Dr. Genesis Young said property tax rates should be raised for hotels and other visitor accommodations, so if the properties do increase their rates in turn, it would garner “higher quality” visitors and maybe fewer overall. Young who was testifying on his own behalf and as chairman of the Sustainable Tourism Subcommittee of the Climate Action and Advisory Citizens Group, said he recommended a $16.41 rate for hotels and resorts along with timeshares and short-term rentals.
He reminded the committee that the full council passed a resolution in February stressing “quality over quantity” when it came to Maui County visitors.
* Melissa Tanji can be reached at email@example.com.
Proposed property tax rates for fiscal year 2022
As the Maui County Council continues its review of the budget, members are hashing out the proposed property tax rates for the upcoming fiscal year. The following is a list of the current property tax rates, Mayor Michael Victorino’s proposed rates and the council budget committee’s proposals:
Tier 1: Up to $800,000; $2.51 (current); $2.41 (mayor); $2.41 (council).
Tier 2: $800,001 to $1.5 million; $2.56; $2.51; $2.51.
Tier 3: More than $1.5 million; $2.61; $2.61; $2.71.

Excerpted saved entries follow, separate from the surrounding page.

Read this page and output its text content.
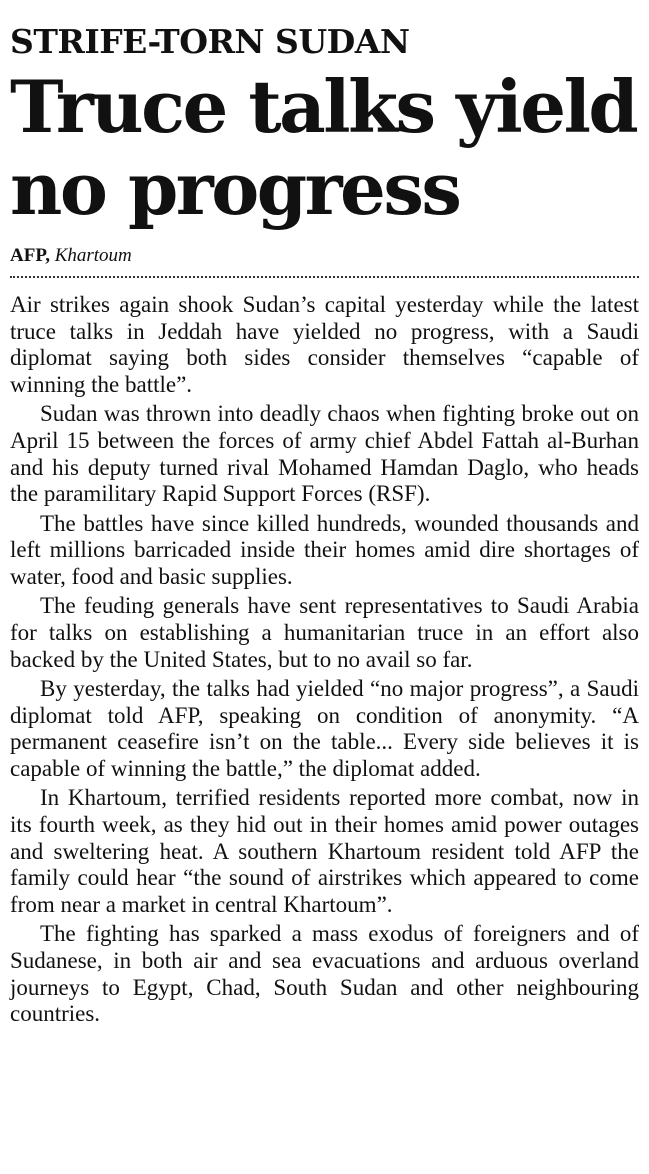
STRIFE-TORN SUDAN
Truce talks yield no progress
AFP, Khartoum

Air strikes again shook Sudan’s capital yesterday while the latest truce talks in Jeddah have yielded no progress, with a Saudi diplomat saying both sides consider themselves “capable of winning the battle”.

Sudan was thrown into deadly chaos when fighting broke out on April 15 between the forces of army chief Abdel Fattah al-Burhan and his deputy turned rival Mohamed Hamdan Daglo, who heads the paramilitary Rapid Support Forces (RSF).

The battles have since killed hundreds, wounded thousands and left millions barricaded inside their homes amid dire shortages of water, food and basic supplies.

The feuding generals have sent representatives to Saudi Arabia for talks on establishing a humanitarian truce in an effort also backed by the United States, but to no avail so far.

By yesterday, the talks had yielded “no major progress”, a Saudi diplomat told AFP, speaking on condition of anonymity. “A permanent ceasefire isn’t on the table... Every side believes it is capable of winning the battle,” the diplomat added.

In Khartoum, terrified residents reported more combat, now in its fourth week, as they hid out in their homes amid power outages and sweltering heat. A southern Khartoum resident told AFP the family could hear “the sound of airstrikes which appeared to come from near a market in central Khartoum”.

The fighting has sparked a mass exodus of foreigners and of Sudanese, in both air and sea evacuations and arduous overland journeys to Egypt, Chad, South Sudan and other neighbouring countries.
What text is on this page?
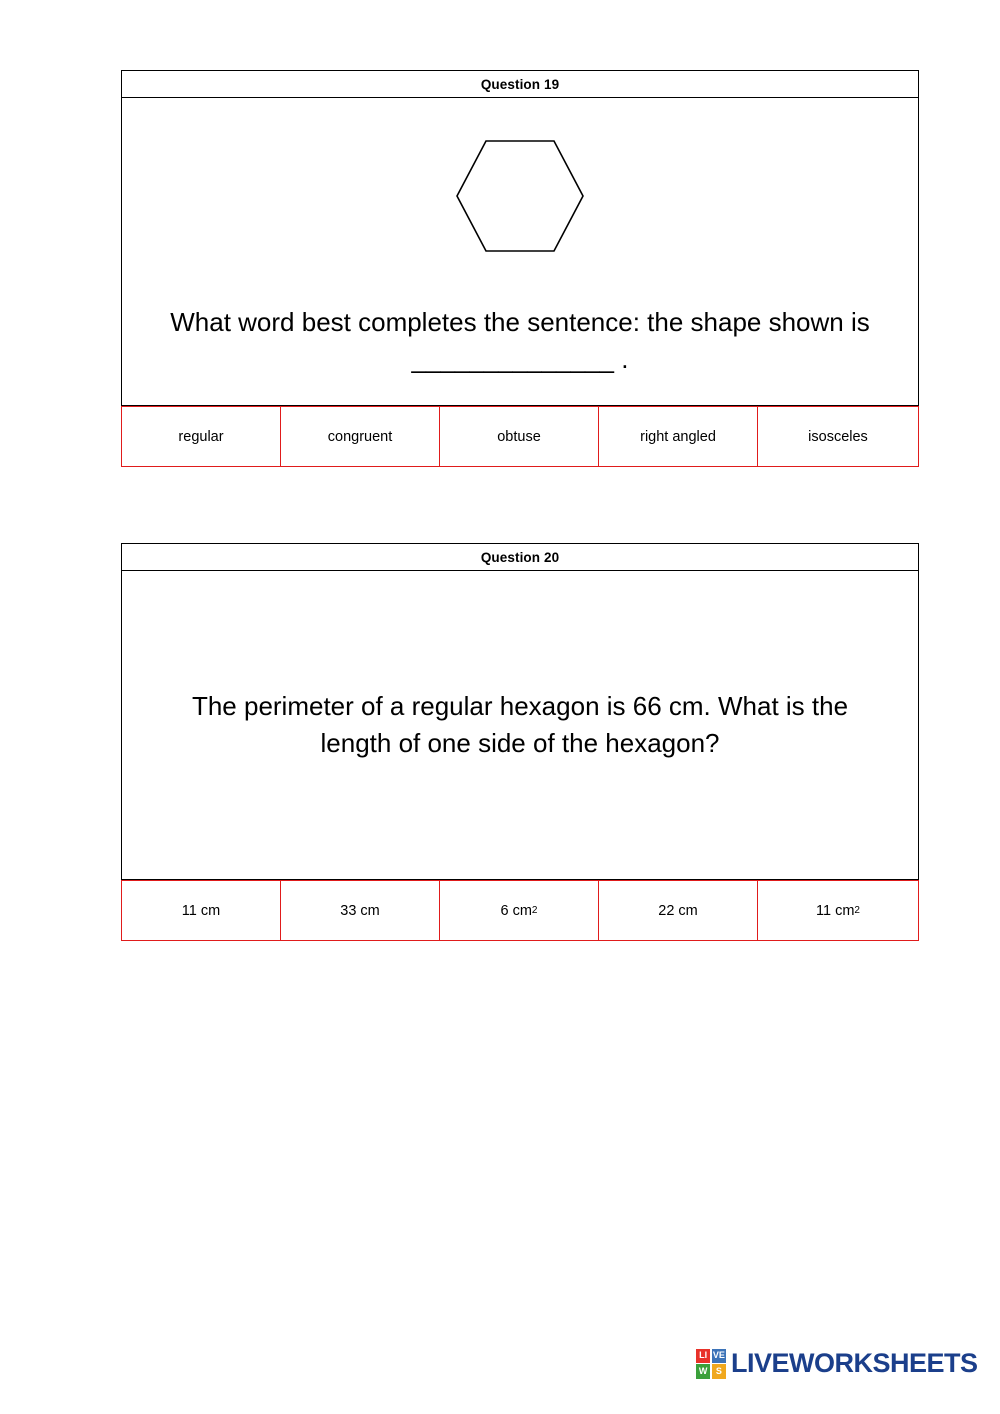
Question 19
What word best completes the sentence: the shape shown is
______________ .
regular	congruent	obtuse	right angled	isosceles
Question 20
The perimeter of a regular hexagon is 66 cm. What is the
length of one side of the hexagon?
11 cm	33 cm	6 cm 2	22 cm	11 cm 2
LI VE
W S LIVEWORKSHEETS
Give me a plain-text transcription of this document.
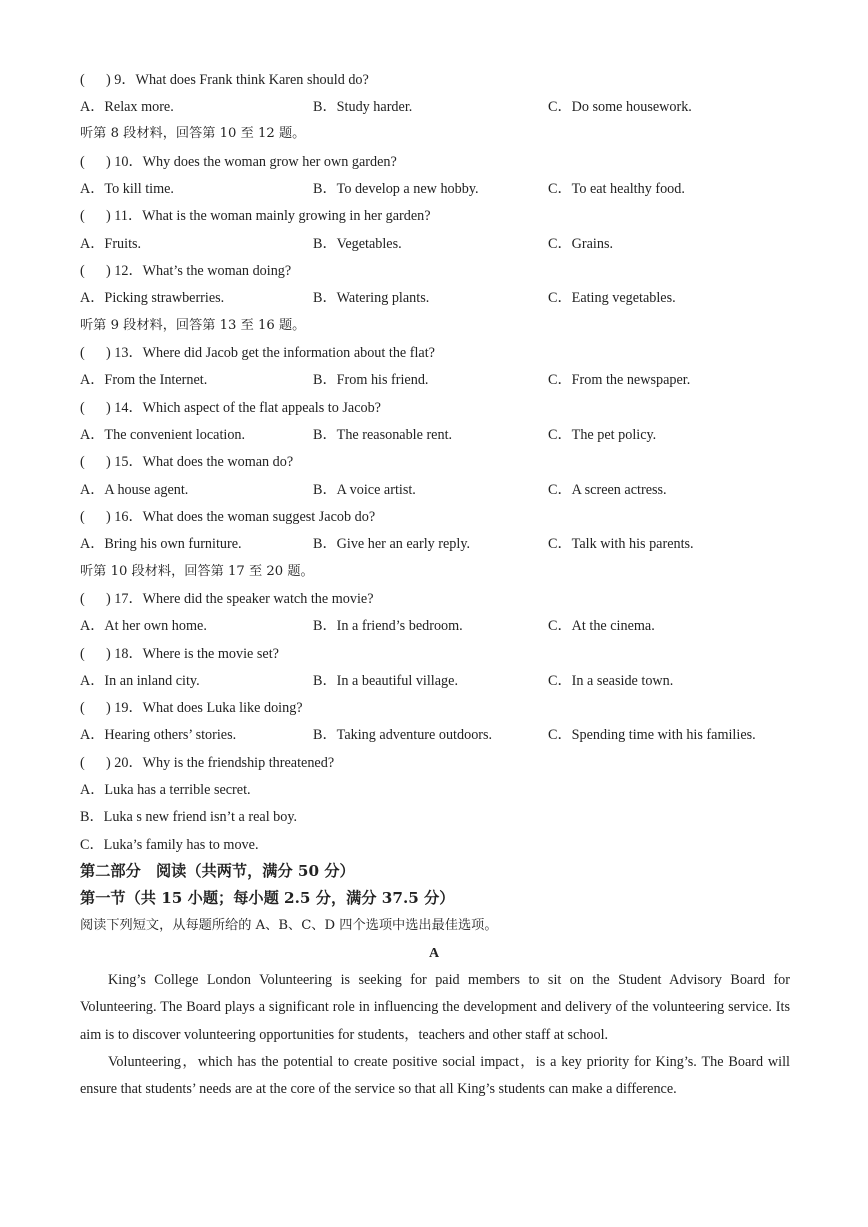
(      ) 9．What does Frank think Karen should do?
A．Relax more.	B．Study harder.	C．Do some housework.
听第 8 段材料，回答第 10 至 12 题。
(      ) 10．Why does the woman grow her own garden?
A．To kill time.	B．To develop a new hobby.	C．To eat healthy food.
(      ) 11．What is the woman mainly growing in her garden?
A．Fruits.	B．Vegetables.	C．Grains.
(      ) 12．What’s the woman doing?
A．Picking strawberries.	B．Watering plants.	C．Eating vegetables.
听第 9 段材料，回答第 13 至 16 题。
(      ) 13．Where did Jacob get the information about the flat?
A．From the Internet.	B．From his friend.	C．From the newspaper.
(      ) 14．Which aspect of the flat appeals to Jacob?
A．The convenient location.	B．The reasonable rent.	C．The pet policy.
(      ) 15．What does the woman do?
A．A house agent.	B．A voice artist.	C．A screen actress.
(      ) 16．What does the woman suggest Jacob do?
A．Bring his own furniture.	B．Give her an early reply.	C．Talk with his parents.
听第 10 段材料，回答第 17 至 20 题。
(      ) 17．Where did the speaker watch the movie?
A．At her own home.	B．In a friend’s bedroom.	C．At the cinema.
(      ) 18．Where is the movie set?
A．In an inland city.	B．In a beautiful village.	C．In a seaside town.
(      ) 19．What does Luka like doing?
A．Hearing others’ stories.	B．Taking adventure outdoors.	C．Spending time with his families.
(      ) 20．Why is the friendship threatened?
A．Luka has a terrible secret.
B．Luka s new friend isn’t a real boy.
C．Luka’s family has to move.
第二部分　阅读（共两节，满分 50 分）
第一节（共 15 小题；每小题 2.5 分，满分 37.5 分）
阅读下列短文，从每题所给的 A、B、C、D 四个选项中选出最佳选项。
A
King’s College London Volunteering is seeking for paid members to sit on the Student Advisory Board for Volunteering. The Board plays a significant role in influencing the development and delivery of the volunteering service. Its aim is to discover volunteering opportunities for students，teachers and other staff at school.
Volunteering，which has the potential to create positive social impact，is a key priority for King’s. The Board will ensure that students’ needs are at the core of the service so that all King’s students can make a difference.
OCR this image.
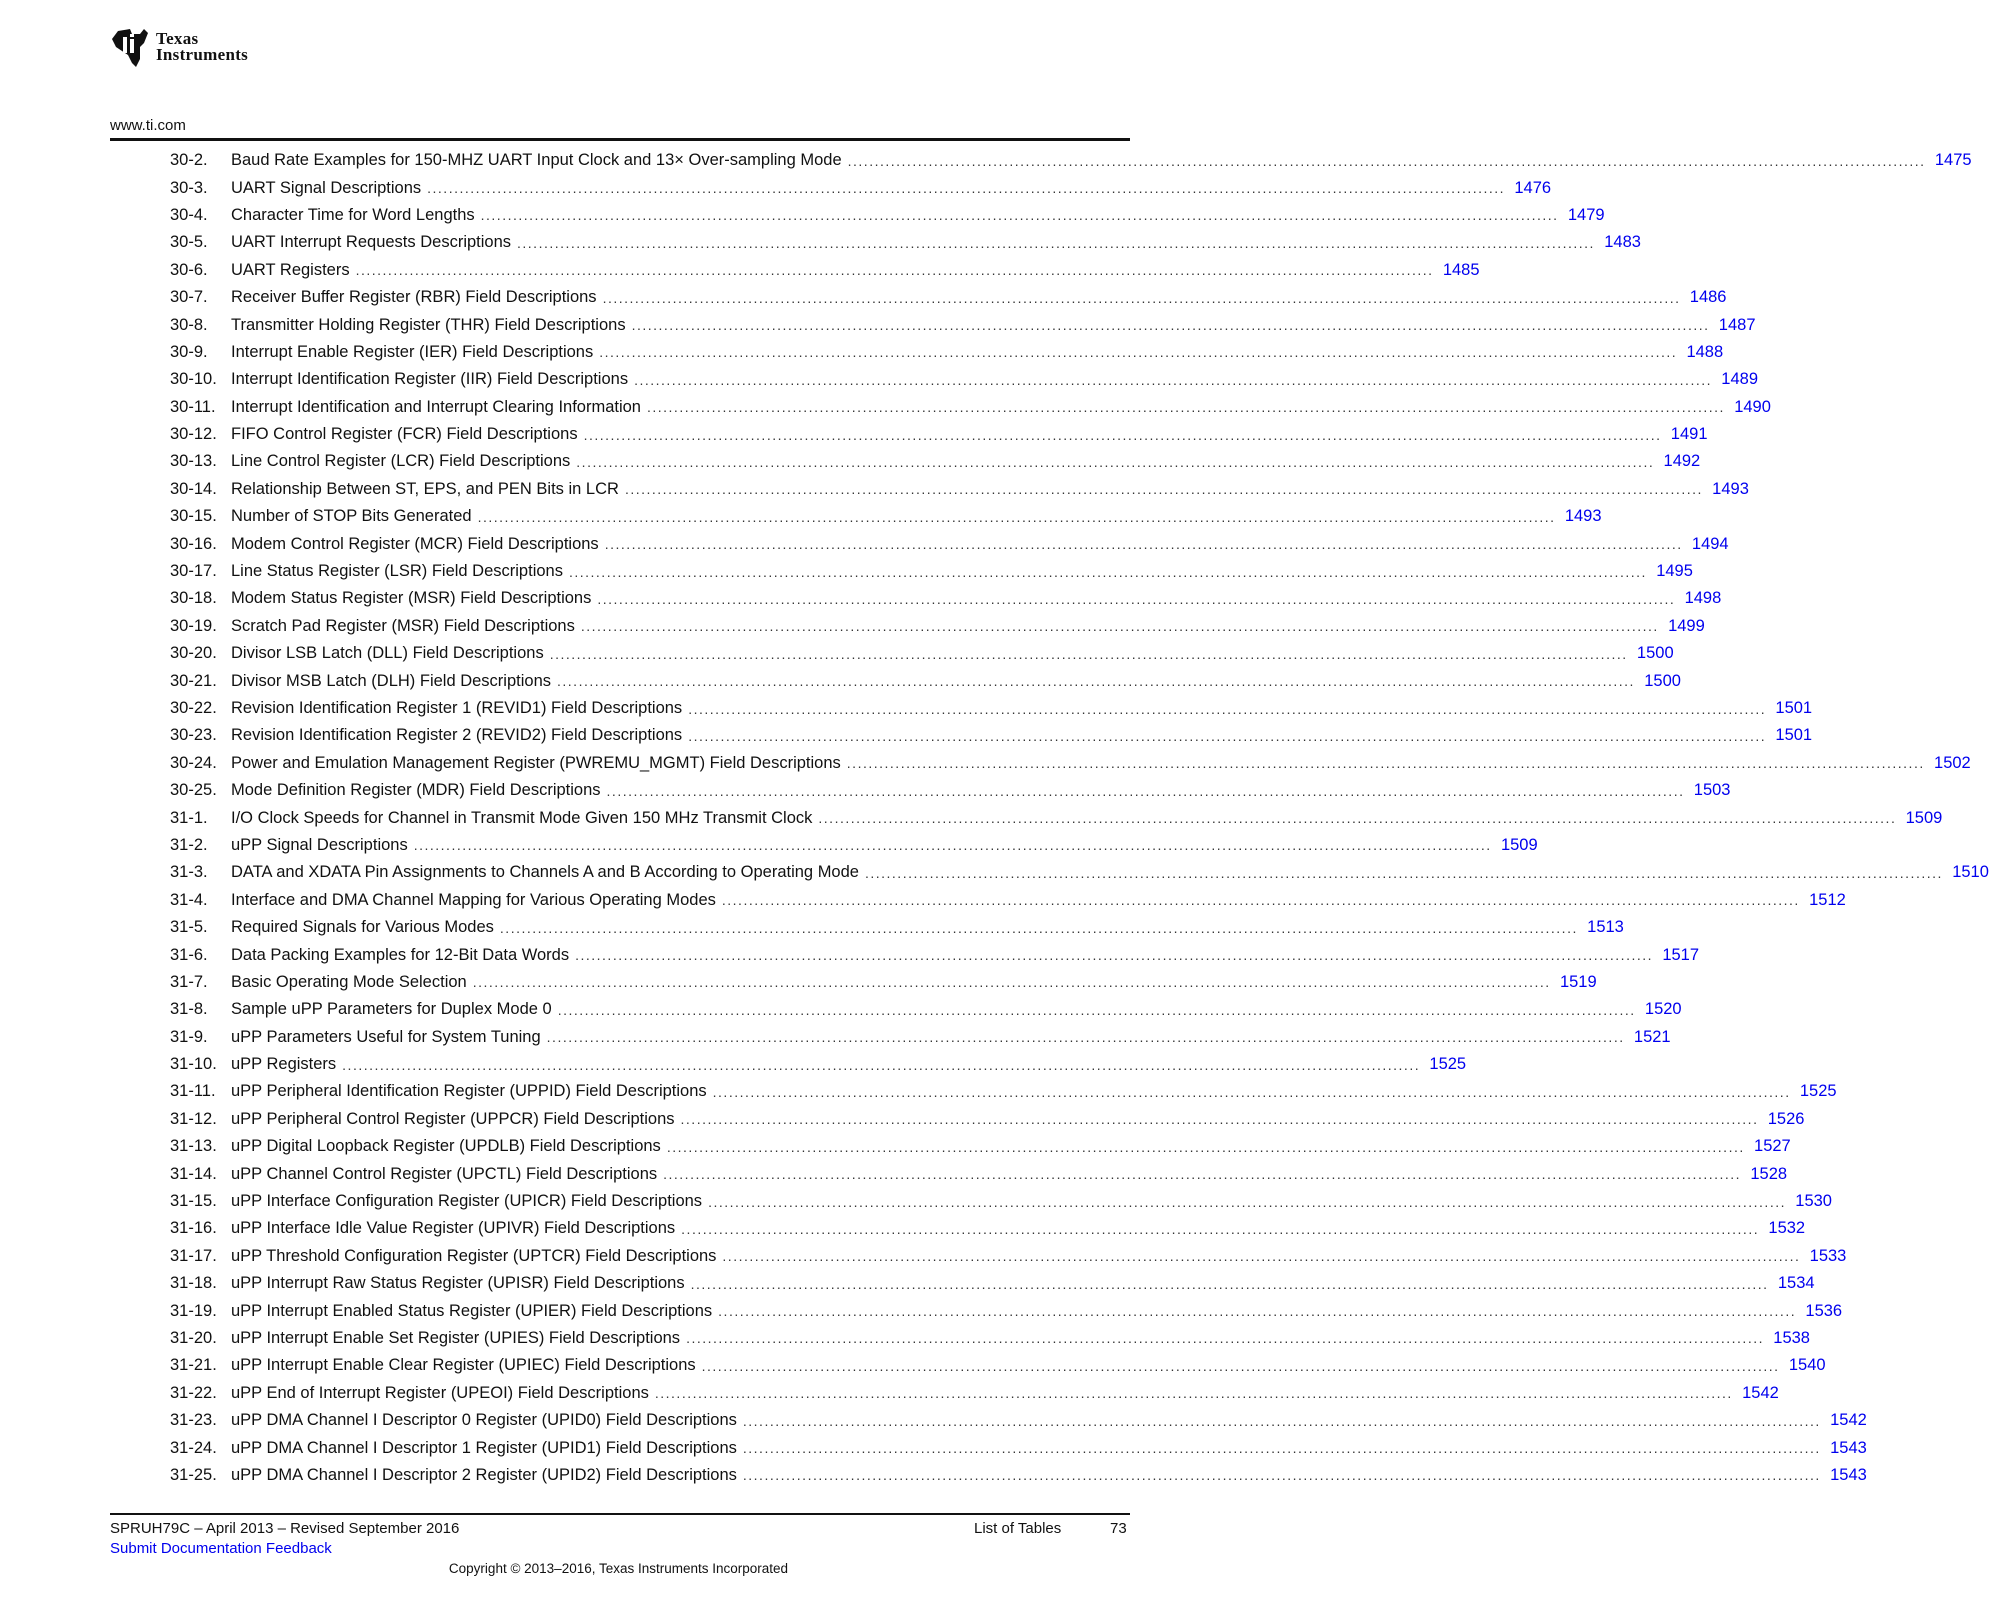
Texas
Instruments
www.ti.com
30-2.	Baud Rate Examples for 150-MHZ UART Input Clock and 13× Over-sampling Mode .....	1475
30-3.	UART Signal Descriptions .....	1476
30-4.	Character Time for Word Lengths .....	1479
30-5.	UART Interrupt Requests Descriptions .....	1483
30-6.	UART Registers .....	1485
30-7.	Receiver Buffer Register (RBR) Field Descriptions .....	1486
30-8.	Transmitter Holding Register (THR) Field Descriptions .....	1487
30-9.	Interrupt Enable Register (IER) Field Descriptions .....	1488
30-10. Interrupt Identification Register (IIR) Field Descriptions .....	1489
30-11. Interrupt Identification and Interrupt Clearing Information .....	1490
30-12. FIFO Control Register (FCR) Field Descriptions .....	1491
30-13. Line Control Register (LCR) Field Descriptions .....	1492
30-14. Relationship Between ST, EPS, and PEN Bits in LCR .....	1493
30-15. Number of STOP Bits Generated .....	1493
30-16. Modem Control Register (MCR) Field Descriptions .....	1494
30-17. Line Status Register (LSR) Field Descriptions .....	1495
30-18. Modem Status Register (MSR) Field Descriptions .....	1498
30-19. Scratch Pad Register (MSR) Field Descriptions .....	1499
30-20. Divisor LSB Latch (DLL) Field Descriptions .....	1500
30-21. Divisor MSB Latch (DLH) Field Descriptions .....	1500
30-22. Revision Identification Register 1 (REVID1) Field Descriptions .....	1501
30-23. Revision Identification Register 2 (REVID2) Field Descriptions .....	1501
30-24. Power and Emulation Management Register (PWREMU_MGMT) Field Descriptions .....	1502
30-25. Mode Definition Register (MDR) Field Descriptions .....	1503
31-1.	I/O Clock Speeds for Channel in Transmit Mode Given 150 MHz Transmit Clock .....	1509
31-2.	uPP Signal Descriptions .....	1509
31-3.	DATA and XDATA Pin Assignments to Channels A and B According to Operating Mode .....	1510
31-4.	Interface and DMA Channel Mapping for Various Operating Modes .....	1512
31-5.	Required Signals for Various Modes .....	1513
31-6.	Data Packing Examples for 12-Bit Data Words .....	1517
31-7.	Basic Operating Mode Selection .....	1519
31-8.	Sample uPP Parameters for Duplex Mode 0 .....	1520
31-9.	uPP Parameters Useful for System Tuning .....	1521
31-10. uPP Registers .....	1525
31-11. uPP Peripheral Identification Register (UPPID) Field Descriptions .....	1525
31-12. uPP Peripheral Control Register (UPPCR) Field Descriptions .....	1526
31-13. uPP Digital Loopback Register (UPDLB) Field Descriptions .....	1527
31-14. uPP Channel Control Register (UPCTL) Field Descriptions .....	1528
31-15. uPP Interface Configuration Register (UPICR) Field Descriptions .....	1530
31-16. uPP Interface Idle Value Register (UPIVR) Field Descriptions .....	1532
31-17. uPP Threshold Configuration Register (UPTCR) Field Descriptions .....	1533
31-18. uPP Interrupt Raw Status Register (UPISR) Field Descriptions .....	1534
31-19. uPP Interrupt Enabled Status Register (UPIER) Field Descriptions .....	1536
31-20. uPP Interrupt Enable Set Register (UPIES) Field Descriptions .....	1538
31-21. uPP Interrupt Enable Clear Register (UPIEC) Field Descriptions .....	1540
31-22. uPP End of Interrupt Register (UPEOI) Field Descriptions .....	1542
31-23. uPP DMA Channel I Descriptor 0 Register (UPID0) Field Descriptions .....	1542
31-24. uPP DMA Channel I Descriptor 1 Register (UPID1) Field Descriptions .....	1543
31-25. uPP DMA Channel I Descriptor 2 Register (UPID2) Field Descriptions .....	1543
SPRUH79C – April 2013 – Revised September 2016
Submit Documentation Feedback
List of Tables	73
Copyright © 2013–2016, Texas Instruments Incorporated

Tier 1: Up to $800,000; $5.45 (current and proposed).
Tier 2: $800,001 to $1.5 million; $6.05 (current and proposed).
Tier 3: More than $1.5 million; $6.90; $7.50; $8.
• Apartment, $5.55 (current and proposed).
• Hotel/Resort, $10.70; $10.70; $11.75.
• Timeshare, $14.40; $14.40; $14.60.
Tier 1: Up to $800,000; $11.08; $10.70; $11.11.
Tier 2: $800,0001 to $1.5 million; $11.08; $10.85; $11.15.
Tier 3: More than $1.5 million; $11.08; $11; $11.20.
• Agricultural: $5.94 (current and proposed).
• Conservation: $6.43 (current and proposed).
• Commercial: $6.29 (current and proposed).
• Industrial: $7.20 (current and proposed).
• Commercialized Residential: $4.40 (current and proposed).
All rates are based on $1,000 of net taxable assessed value.
The full council is expected to vote on the rates on May 14 following a public hearing. Fiscal 2022 begins July 1 and runs through June 30, 2022.